It seems an awfully long time ago that Radiohead made waves with the release of their In Rainbows record.  Whilst the quality of the music itself was no doubt noteworthy, the main point of interest was that they’d offered the record to customers free of charge.  Or at least that was the perception, because they’d allowed fans to get the record whilst paying whatever they wanted for it.  You have to remember, this was at the height of the torrents era, so there was quite a bit of hand wringing over such a tactic, with doomsayers predicting that the majority would not bother paying anything at all.

Alas, that didn’t actually happen, and it emerged that the record generated more money for the band than the release of their previous record Hail to the Thief.

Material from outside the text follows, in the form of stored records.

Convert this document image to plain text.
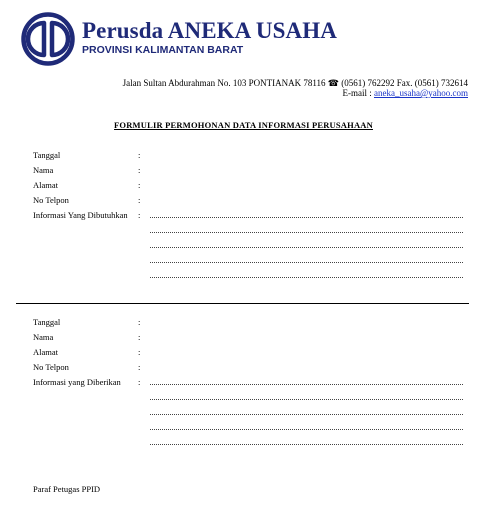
Perusda ANEKA USAHA
PROVINSI KALIMANTAN BARAT
Jalan Sultan Abdurahman No. 103 PONTIANAK 78116 ☎ (0561) 762292 Fax. (0561) 732614
E-mail : aneka_usaha@yahoo.com
FORMULIR PERMOHONAN DATA INFORMASI PERUSAHAAN
Tanggal	:
Nama	:
Alamat	:
No Telpon	:
Informasi Yang Dibutuhkan :
Tanggal	:
Nama	:
Alamat	:
No Telpon	:
Informasi yang Diberikan :
Paraf Petugas PPID
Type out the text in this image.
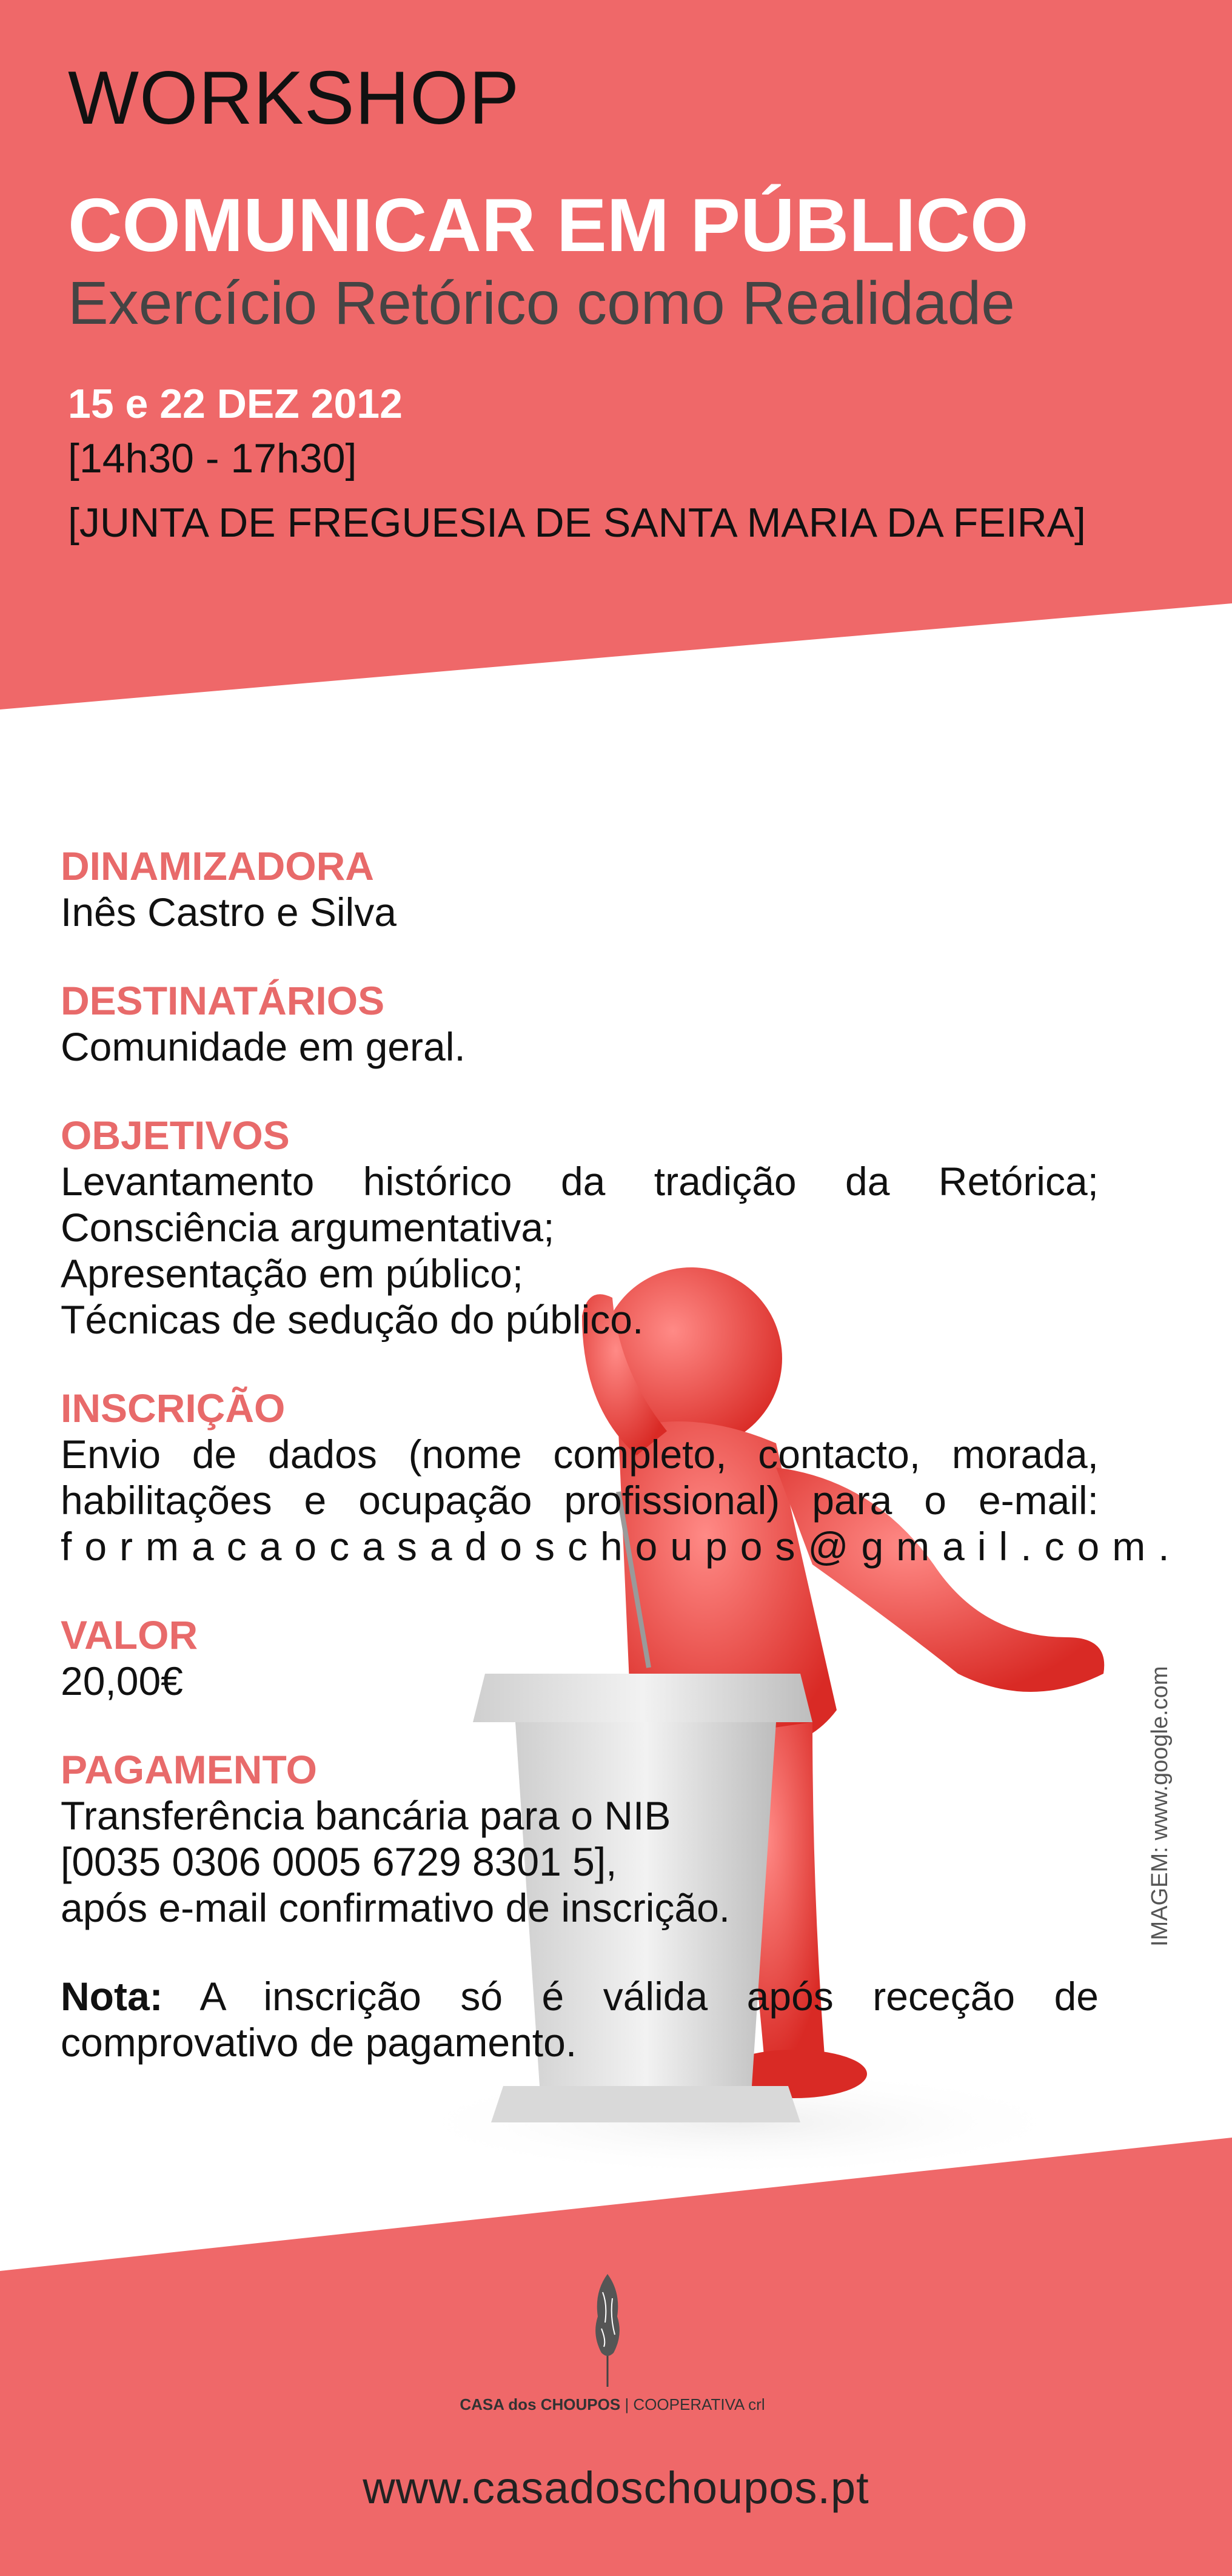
WORKSHOP
COMUNICAR EM PÚBLICO
Exercício Retórico como Realidade
15 e 22 DEZ 2012
[14h30 - 17h30]
[JUNTA DE FREGUESIA DE SANTA MARIA DA FEIRA]
DINAMIZADORA
Inês Castro e Silva
DESTINATÁRIOS
Comunidade em geral.
OBJETIVOS
Levantamento histórico da tradição da Retórica;
Consciência argumentativa;
Apresentação em público;
Técnicas de sedução do público.
INSCRIÇÃO
Envio de dados (nome completo, contacto, morada,
habilitações e ocupação profissional) para o e-mail:
formacaocasadoschoupos@gmail.com.
VALOR
20,00€
PAGAMENTO
Transferência bancária para o NIB
[0035 0306 0005 6729 8301 5],
após e-mail confirmativo de inscrição.
Nota: A inscrição só é válida após receção de
comprovativo de pagamento.
IMAGEM: www.google.com
CASA dos CHOUPOS | COOPERATIVA crl
www.casadoschoupos.pt
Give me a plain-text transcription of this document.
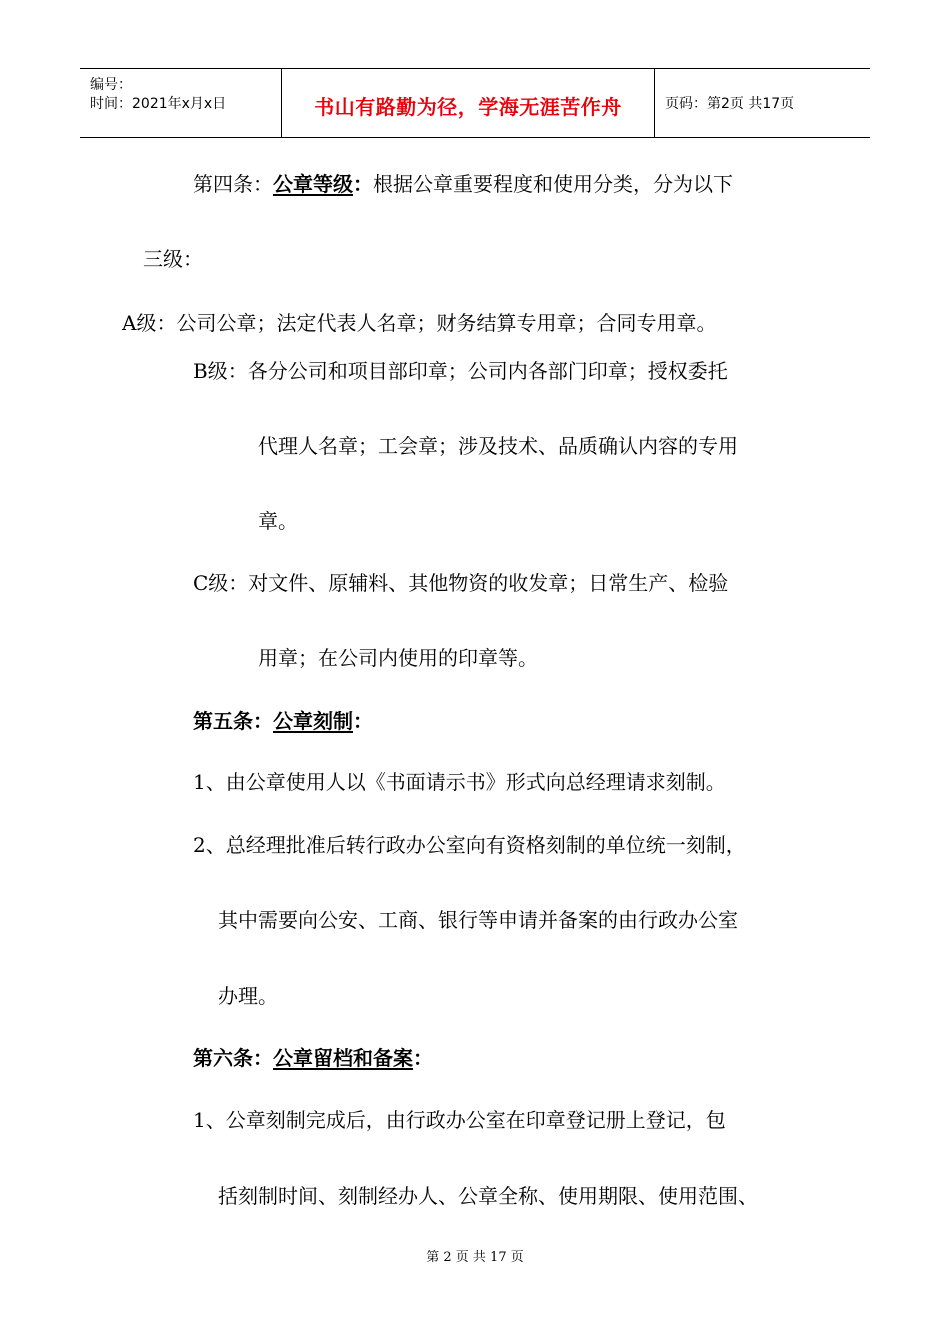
编号：
时间：2021年x月x日	书山有路勤为径，学海无涯苦作舟	页码：第2页 共17页
第四条：公章等级：根据公章重要程度和使用分类，分为以下
三级：
A级：公司公章；法定代表人名章；财务结算专用章；合同专用章。
B级：各分公司和项目部印章；公司内各部门印章；授权委托
代理人名章；工会章；涉及技术、品质确认内容的专用
章。
C级：对文件、原辅料、其他物资的收发章；日常生产、检验
用章；在公司内使用的印章等。
第五条：公章刻制：
1、由公章使用人以《书面请示书》形式向总经理请求刻制。
2、总经理批准后转行政办公室向有资格刻制的单位统一刻制，
其中需要向公安、工商、银行等申请并备案的由行政办公室
办理。
第六条：公章留档和备案：
1、公章刻制完成后，由行政办公室在印章登记册上登记，包
括刻制时间、刻制经办人、公章全称、使用期限、使用范围、
第 2 页 共 17 页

Whilst it would be rather extravagant to say this heralded a culture shift in either the music industry or industry as a whole, it did raise the profile of such a pricing mechanism.  In this prime shopping season, it’s been revisited by researchers at UC Berkeley’s Greater Good Science Center, but this time with a twist.  Rather than setting your own price for things you buy yourself, the researchers looked at what happens when people could set the price and pay for someone else.

“It’s assumed that consumers are selfish and always looking for the best deal, but when we gave people the option to pay for someone else, they always paid more than what they paid for themselves,” said the study’s lead author, Minah Jung, a doctoral student at the Haas School of Business and a Gratitude Dissertation Fellow at UC Berkeley’s Greater Good Science Center.

It was an interesting insight into the various social and psychological forces that guide the decisions we make when out shopping.  As an example, it emerged that we often overestimate the generosity of others, until that is we become party to that information.

“People don’t want to look cheap. They want to be fair, but they also want to fit in with the social norms,” said Jung, whose findings have been presented at the annual meeting of the Society for Personality and Social Psychology, and the Association for Consumer Research, among other conferences, and are being submitted for publication.

How pay it forward works

  1. Customers are told that a previous customer has paid for them
  2. That customer then gets the chance to pay for the following customer

As with the Radiohead pay what you like model, this style of payment has been seen most often in service type environments, such as at cafes and restaurants.

The researchers conducted eight experiments, comprising nearly 2,500 participants in various locations to test how consumers responded to both the pay it forward model and the pay what you like model.  Interestingly, at a museum and farmers market, consumers would regularly pay more for other people than they did for themselves.  The same dynamic occurred in a laboratory setting.  The only time this trend was bucked was when participants were told what previous people had paid, which resulted in subsequent payments being adjusted towards that figure.

“The results suggest that businesses that rely entirely on consumers’ social preferences can survive and even thrive,” Jung said. “It’s pretty amazing.”